Mr. Joseph Cook’s policy seems to be well taken from a Loyolian point of view. He first reviles and slanders those whom he may well fear, and then, whenever challenged to substantiate his calumnies, basing himself on the slanders invented and circulated by himself, he refuses point-blank to meet them! This brave champion of “modern religious thought” acts prudently. His great intellect—which may well be likened to those brilliant toy balloons which burst at the first hard touch of a finger—could never resist the mighty palm of a Bradlaugh, or even that of a less intellectual person. Thus, when in London, he hastened to slander Mrs. Besant and Mr. Bradlaugh, and then refused to meet them on the ground of his own villainous calumnies. In Bombay he pursued the same policy with regard to Colonel Olcott and Mr. Bennett; in Poona he impertinently refused to have anything to say to Captain Banon for the same weighty reasons, etc., etc. And thus he acted now at Madras, only slightly varying his programme, as will be seen, and adding thereby to his immortal wreath of oratorical bumptiousness one more unfading leaf—that of snobbishness. We have the delightful story from the victim’s own pen: he being a well-educated, respectable and highly cultivated, young man of Madras, the editor of the Philosophic Inquirer and a well-known Freethinker: Mr. P. Murugessa Mudaliyar—in short.

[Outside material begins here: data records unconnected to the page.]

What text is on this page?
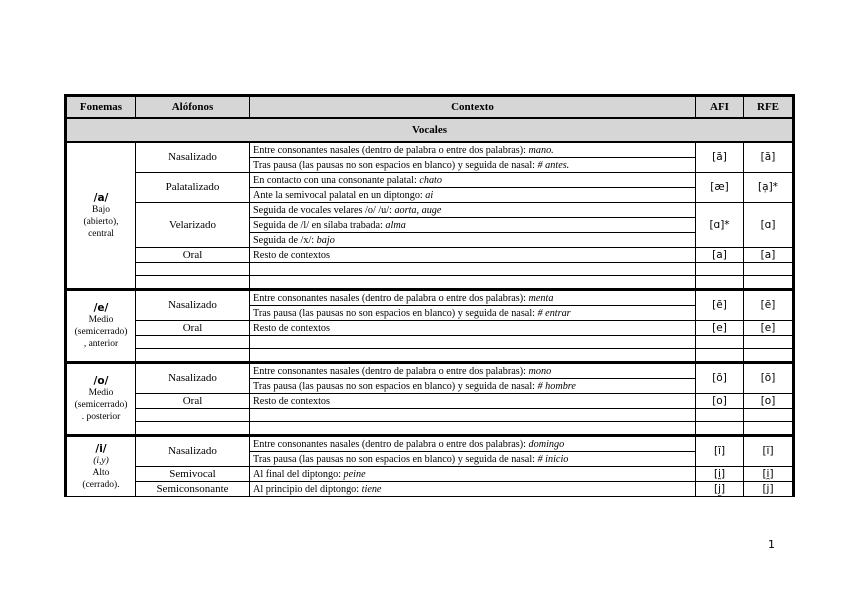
Fonemas	Alófonos	Contexto	AFI	RFE
Vocales				

/a/
Bajo
(abierto),
central	Nasalizado	Entre consonantes nasales (dentro de palabra o entre dos palabras): mano.	[ã]	[ã]
		Tras pausa (las pausas no son espacios en blanco) y seguida de nasal: # antes.		
	Palatalizado	En contacto con una consonante palatal: chato	[æ]	[a̩]*
		Ante la semivocal palatal en un diptongo: ai		
	Velarizado	Seguida de vocales velares /o/ /u/: aorta, auge	[ɑ]*	[ɑ]
		Seguida de /l/ en sílaba trabada: alma		
		Seguida de /x/: bajo		
	Oral	Resto de contextos	[a]	[a]

/e/
Medio
(semicerrado)
, anterior	Nasalizado	Entre consonantes nasales (dentro de palabra o entre dos palabras): menta	[ẽ]	[ẽ]
		Tras pausa (las pausas no son espacios en blanco) y seguida de nasal: # entrar		
	Oral	Resto de contextos	[e]	[e]

/o/
Medio
(semicerrado)
. posterior	Nasalizado	Entre consonantes nasales (dentro de palabra o entre dos palabras): mono	[õ]	[õ]
		Tras pausa (las pausas no son espacios en blanco) y seguida de nasal: # hombre		
	Oral	Resto de contextos	[o]	[o]

/i/
(i,y)
Alto
(cerrado).	Nasalizado	Entre consonantes nasales (dentro de palabra o entre dos palabras): domingo	[ĩ]	[ĩ]
		Tras pausa (las pausas no son espacios en blanco) y seguida de nasal: # inicio		
	Semivocal	Al final del diptongo: peine	[i̯]	[i̯]
	Semiconsonante	Al principio del diptongo: tiene	[j̰]	[j]
1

There is not a man or woman in India, we presume, but knows that neither the social nor moral standing, nor yet the birth, education or intellect of a young native, can be ever measured by his salary or the official position he is made to occupy. And, we are not the only one to know that there are poor clerks at a most infinitesimal salary in this country who might give points to the best European metaphysician of the day and yet remain the victors in the wranglership. Mr. Cook had certainly time enough to be posted about this fact by his numerous padri-satellites. And so he was, we have no doubt; but that was the very reason why he had the vulgarity and bad taste to resort to a mean stratagem instead. Dreading to meet in public debate our correspondent—who is also employed in the Bank of Madras —he put openly forward the excuse that he was only an humble clerk on a very small salary! He had volunteered to answer publicly every question and objection put forward by educated non-Christians; and when the hour of the trial had come, he actually had the disgusting snobbery of answering from the platform: “I cannot deal with a man who is only a writing clerk in the Bank, on Rs. 20.”!!

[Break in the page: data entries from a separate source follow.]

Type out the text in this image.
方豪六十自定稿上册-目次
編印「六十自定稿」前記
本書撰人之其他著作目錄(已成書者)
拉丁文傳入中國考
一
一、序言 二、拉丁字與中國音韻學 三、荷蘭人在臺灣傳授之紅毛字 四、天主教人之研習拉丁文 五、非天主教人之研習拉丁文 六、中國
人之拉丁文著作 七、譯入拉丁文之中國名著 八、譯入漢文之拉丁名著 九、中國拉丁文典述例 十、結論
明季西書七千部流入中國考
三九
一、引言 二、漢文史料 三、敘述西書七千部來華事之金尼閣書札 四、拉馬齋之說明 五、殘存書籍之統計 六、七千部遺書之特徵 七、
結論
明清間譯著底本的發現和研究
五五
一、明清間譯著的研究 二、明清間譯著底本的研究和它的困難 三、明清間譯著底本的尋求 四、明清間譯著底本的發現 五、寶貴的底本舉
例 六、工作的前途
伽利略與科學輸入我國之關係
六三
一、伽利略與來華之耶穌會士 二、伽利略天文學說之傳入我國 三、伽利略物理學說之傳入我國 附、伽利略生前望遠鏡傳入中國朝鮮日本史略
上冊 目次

This objection—as coming from a public lecturer of America, a country which hardly ever had a President but had begun life as a poor village stableboy, a farmer’s labourer, or had, before moving into the “White House,” to put away his tailor’s scissors with a pair of unfinished pants—is the most refreshingly ludicrous anecdote we have ever heard of. This fact of the people of America, electing for the highest honours men, according to their personal worth and merit, and regardless of their birth and social standing—which is the noblest and grandest feature in the American Republic and its Constitution—seems to have entirely escaped the memory of our aristocratic preacher. We would like to know who may possibly be the ancestors of Mr. Joseph Cook himself? And, we would be as glad to learn the name of that American—even of one, out of the forty millions of its citizens—who is able to boast of a genealogical table equal to that of the humblest native clerk in India. Does this “orator” want us to believe he descends from William the Conqueror or perchance, like Pallas-Athena, from Jupiter’s brain, his wisdom being equal to his warlike propensities, if not to his bravery? An American going by the very plebeian name of Cook, refusing to lower his dignity by meeting in a discussion a clerk is curious news, indeed! It is really more than we expected even from that very high caste Brahmin of the city of Boston.